Und es ist immer wieder dasselbe dämliche Geschwätz aus den Mahnungen, was wir hier zu lesen kriegen: der Preis sei deutlich erkennbar, es bestehe ein Vertrag, man habe zu zahlen, sonst käme gleich der Oberinkassopopel vom Vollstreckungsgerichtshof vorbei und all dieser Blafasel.

Immer wieder dasselbe. Glaubst Du, die versuchen, ihre abenteuerliche Rechtsmeinung vor Gericht durchzusetzen? Solche Fälle hat es in 4 Jahren erst 6 mal gegeben, bei inzwischen über 1 Mio. Betroffenen solcher Abzockfallen in Deutschland. Und alle 6 Prozesse haben die Abzocker verloren.

Offenbar hat also die Rechtsmeinung, der Preis sei "deutlich und sofort erkennbar", bisher noch nicht wirklich einen Richter überzeugt. Und solange kein Richter davon überzeugt werden konnte, kommt auch kein Gerichtsvollzieher, gibt es keine Pfändung und ähnlichen Tralala.

Auch diese Kasperbude hier hat noch niemals, so weit wir wissen, geklagt.
Also. Was solls?


----------



## webwatcher (19 November 2009)

*AW: Einschüchterungsfalle my-downloads.de und my-download.de auf Besucherfang*



Goldfisch schrieb:


> da  wie bei PREMIUM CONTENT der Hinweis auf das Entgeld klar und deutlich neben der Anmeldemaske befindet.

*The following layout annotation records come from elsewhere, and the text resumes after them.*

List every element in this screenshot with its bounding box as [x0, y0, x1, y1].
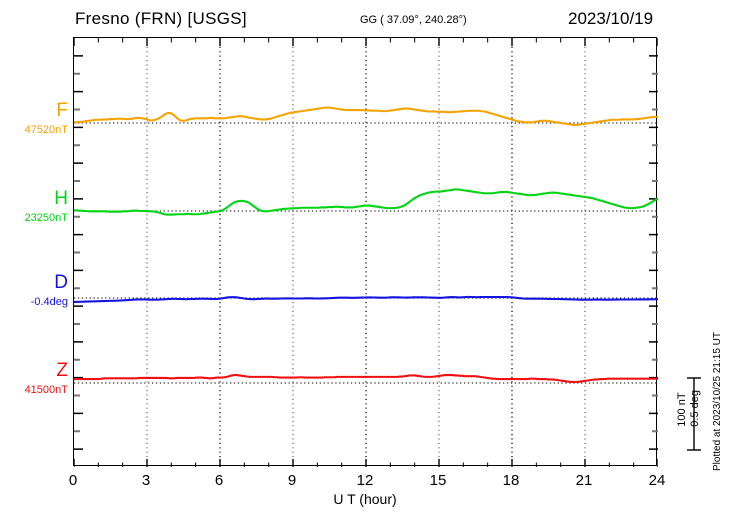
trace-H [74, 188, 658, 216]
observation-date: 2023/10/19 [568, 9, 654, 28]
component-baseline-D: -0.4deg [30, 296, 68, 308]
magnetogram-traces-svg [74, 38, 658, 467]
trace-F [74, 106, 658, 126]
trace-Z [74, 374, 658, 383]
x-tick-label-3: 3 [141, 472, 151, 489]
component-label-Z: Z [56, 360, 68, 381]
trace-D [74, 295, 658, 304]
x-tick-label-24: 24 [648, 472, 666, 489]
component-baseline-Z: 41500nT [24, 384, 68, 396]
component-label-H: H [54, 188, 68, 209]
scale-bar-line1: 100 nT [676, 392, 688, 427]
component-baseline-F: 47520nT [24, 124, 68, 136]
magnetogram-plot-area [73, 37, 658, 467]
x-tick-label-0: 0 [68, 472, 78, 489]
x-tick-label-18: 18 [502, 472, 520, 489]
geographic-coordinates: GG ( 37.09°, 240.28°) [360, 14, 467, 26]
x-tick-label-15: 15 [429, 472, 447, 489]
x-tick-label-21: 21 [575, 472, 593, 489]
x-tick-label-9: 9 [287, 472, 297, 489]
x-axis-title: U T (hour) [333, 491, 397, 507]
amplitude-scale-bar [687, 377, 701, 451]
station-title: Fresno (FRN) [USGS] [75, 9, 247, 28]
component-label-D: D [54, 272, 68, 293]
scale-bar-line2: 0.5 deg [689, 390, 701, 427]
x-tick-label-6: 6 [214, 472, 224, 489]
x-tick-label-12: 12 [356, 472, 374, 489]
plotted-timestamp: Plotted at 2023/10/25 21:15 UT [712, 332, 723, 471]
component-label-F: F [56, 100, 68, 121]
scale-bar-label: 100 nT 0.5 deg [676, 390, 702, 427]
component-baseline-H: 23250nT [24, 212, 68, 224]
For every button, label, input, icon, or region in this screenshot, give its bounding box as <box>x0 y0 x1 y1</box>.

So klar ist das in der Nutzlosbranche nie:
http://forum.computerbetrug.de/info...l/54469-hinweis-auf-kosten-ploetzlich-da.html


----------



## Tinchen02 (19 November 2009)

*AW: Einschüchterungsfalle my-downloads.de und my-download.de auf Besucherfang*

Verträge die über Internet geschlossen werden sind schon rechtskräftig, wenn es dann auch eindeutige Verträge sind.
Bei my-downloadas und viele andere ...., sind es aber keine Verträge die rechtlich richtig sind.
Man gerät OHNE es zu wissen automatisch auf eine Seite, wo man von denen registriert wird. Es wird auch vorher nicht auf anfallende Kosten hingewiesen.

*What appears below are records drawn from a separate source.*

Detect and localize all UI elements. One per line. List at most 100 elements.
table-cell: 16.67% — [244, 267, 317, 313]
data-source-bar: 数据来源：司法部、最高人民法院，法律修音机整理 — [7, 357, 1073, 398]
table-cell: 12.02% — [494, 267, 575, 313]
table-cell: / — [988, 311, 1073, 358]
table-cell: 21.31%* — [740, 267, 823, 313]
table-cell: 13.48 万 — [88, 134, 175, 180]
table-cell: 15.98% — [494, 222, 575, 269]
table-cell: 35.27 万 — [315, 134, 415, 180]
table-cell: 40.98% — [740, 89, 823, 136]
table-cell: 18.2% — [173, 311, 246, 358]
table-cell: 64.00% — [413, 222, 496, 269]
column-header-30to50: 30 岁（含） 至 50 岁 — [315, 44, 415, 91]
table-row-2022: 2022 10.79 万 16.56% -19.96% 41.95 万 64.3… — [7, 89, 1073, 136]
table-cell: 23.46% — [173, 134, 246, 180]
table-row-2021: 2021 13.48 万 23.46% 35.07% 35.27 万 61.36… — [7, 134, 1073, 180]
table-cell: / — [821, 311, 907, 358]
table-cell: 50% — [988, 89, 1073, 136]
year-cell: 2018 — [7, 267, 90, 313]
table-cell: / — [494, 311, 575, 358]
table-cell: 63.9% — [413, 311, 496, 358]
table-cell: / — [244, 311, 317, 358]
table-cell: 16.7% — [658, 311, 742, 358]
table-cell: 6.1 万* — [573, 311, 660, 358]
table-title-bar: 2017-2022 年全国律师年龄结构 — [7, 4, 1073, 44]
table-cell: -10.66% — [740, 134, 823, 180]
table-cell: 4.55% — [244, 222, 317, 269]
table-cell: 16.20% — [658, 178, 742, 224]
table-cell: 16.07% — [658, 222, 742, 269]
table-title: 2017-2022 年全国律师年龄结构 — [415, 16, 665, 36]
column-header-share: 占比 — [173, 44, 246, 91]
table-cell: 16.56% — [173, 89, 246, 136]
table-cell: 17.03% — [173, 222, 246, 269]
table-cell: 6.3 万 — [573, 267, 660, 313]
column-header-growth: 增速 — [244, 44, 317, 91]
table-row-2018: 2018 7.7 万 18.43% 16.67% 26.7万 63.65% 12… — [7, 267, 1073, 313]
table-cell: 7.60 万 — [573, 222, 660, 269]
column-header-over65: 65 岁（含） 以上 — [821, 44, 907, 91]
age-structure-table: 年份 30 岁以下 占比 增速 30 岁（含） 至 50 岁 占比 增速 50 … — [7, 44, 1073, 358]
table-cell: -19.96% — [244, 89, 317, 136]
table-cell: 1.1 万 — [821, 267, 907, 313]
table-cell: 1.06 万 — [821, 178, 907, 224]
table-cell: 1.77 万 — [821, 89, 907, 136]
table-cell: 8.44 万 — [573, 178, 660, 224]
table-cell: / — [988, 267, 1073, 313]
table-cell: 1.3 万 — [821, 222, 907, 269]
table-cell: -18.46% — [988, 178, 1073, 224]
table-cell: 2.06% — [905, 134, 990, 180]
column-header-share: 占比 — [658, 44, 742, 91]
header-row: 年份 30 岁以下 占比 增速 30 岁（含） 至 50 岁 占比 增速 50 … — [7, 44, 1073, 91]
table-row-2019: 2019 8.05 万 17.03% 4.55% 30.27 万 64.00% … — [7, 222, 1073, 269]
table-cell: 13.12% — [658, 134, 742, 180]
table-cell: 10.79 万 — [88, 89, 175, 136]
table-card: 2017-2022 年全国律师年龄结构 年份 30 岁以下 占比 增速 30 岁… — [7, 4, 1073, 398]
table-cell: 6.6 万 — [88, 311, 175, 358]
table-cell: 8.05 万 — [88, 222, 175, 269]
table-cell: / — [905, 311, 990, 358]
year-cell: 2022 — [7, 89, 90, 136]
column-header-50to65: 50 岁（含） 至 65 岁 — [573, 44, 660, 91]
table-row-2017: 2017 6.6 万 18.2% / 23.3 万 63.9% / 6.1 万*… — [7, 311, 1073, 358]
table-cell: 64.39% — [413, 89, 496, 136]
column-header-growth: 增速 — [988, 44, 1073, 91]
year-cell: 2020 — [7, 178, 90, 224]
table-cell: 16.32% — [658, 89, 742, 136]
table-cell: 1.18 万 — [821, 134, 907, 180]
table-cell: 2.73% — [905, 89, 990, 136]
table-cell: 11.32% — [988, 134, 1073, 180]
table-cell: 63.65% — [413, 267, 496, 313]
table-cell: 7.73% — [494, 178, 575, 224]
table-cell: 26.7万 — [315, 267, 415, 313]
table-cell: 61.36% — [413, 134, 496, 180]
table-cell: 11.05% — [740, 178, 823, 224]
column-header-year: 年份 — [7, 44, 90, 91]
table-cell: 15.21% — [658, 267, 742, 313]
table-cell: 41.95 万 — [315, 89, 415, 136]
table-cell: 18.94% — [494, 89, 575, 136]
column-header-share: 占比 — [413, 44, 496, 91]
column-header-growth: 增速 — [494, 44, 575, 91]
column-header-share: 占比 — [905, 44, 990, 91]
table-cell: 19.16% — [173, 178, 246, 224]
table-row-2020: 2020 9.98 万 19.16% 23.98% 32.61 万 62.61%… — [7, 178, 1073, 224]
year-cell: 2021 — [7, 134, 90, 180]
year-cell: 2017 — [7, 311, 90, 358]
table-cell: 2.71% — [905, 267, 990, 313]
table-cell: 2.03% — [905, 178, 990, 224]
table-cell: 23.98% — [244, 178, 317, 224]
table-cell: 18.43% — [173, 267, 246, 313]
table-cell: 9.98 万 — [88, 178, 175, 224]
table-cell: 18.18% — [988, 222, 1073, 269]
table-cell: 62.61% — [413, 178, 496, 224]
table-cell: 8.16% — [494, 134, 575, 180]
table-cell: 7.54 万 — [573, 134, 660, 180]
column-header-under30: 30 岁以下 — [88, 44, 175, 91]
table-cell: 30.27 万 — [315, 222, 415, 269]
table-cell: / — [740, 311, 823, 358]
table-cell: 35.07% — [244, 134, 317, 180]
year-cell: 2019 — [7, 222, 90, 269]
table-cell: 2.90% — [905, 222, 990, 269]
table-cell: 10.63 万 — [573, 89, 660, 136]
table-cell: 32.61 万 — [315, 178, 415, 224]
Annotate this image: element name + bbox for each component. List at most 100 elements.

Der Infozettel, ist schlicht und einfach eine Masche zum angstmachen und zum zahlen zu zwingen.
Erstaunlich das die sich solche Mühe machen und noch einen Infozettel beilegen und die Kosten dafür, sollen die anderen auch noch zahlen :scherzkeks:
Das hätten die wohl gern




Goldfisch schrieb:


> Nachdem die 2. Mahnung per E - Mail kam, kommt heute nun die 2. Mahnung mit Überweisungsträger per Post.
> Neben dieser Mahnung ist noch eine " Information " im Brief.
> Nach dem Durchlesen dieser Information soll mir klargemacht werden, dass Verträge, die per Internet geschlossen werden grundsätzlich wirksam sind, da wie bei PREMIUM CONTENT der Hinweis auf das Entgeld klar und deutlich neben der Anmeldemaske befindet.
> Nun bin ich natürlich leicht irritiert.
> Was nun ??


----------



## Teleton (19 November 2009)

*AW: Einschüchterungsfalle my-downloads.de und my-download.de auf Besucherfang*



Goldfisch schrieb:


> da  wie bei PREMIUM CONTENT der Hinweis auf das Entgeld klar und deutlich neben der Anmeldemaske befindet.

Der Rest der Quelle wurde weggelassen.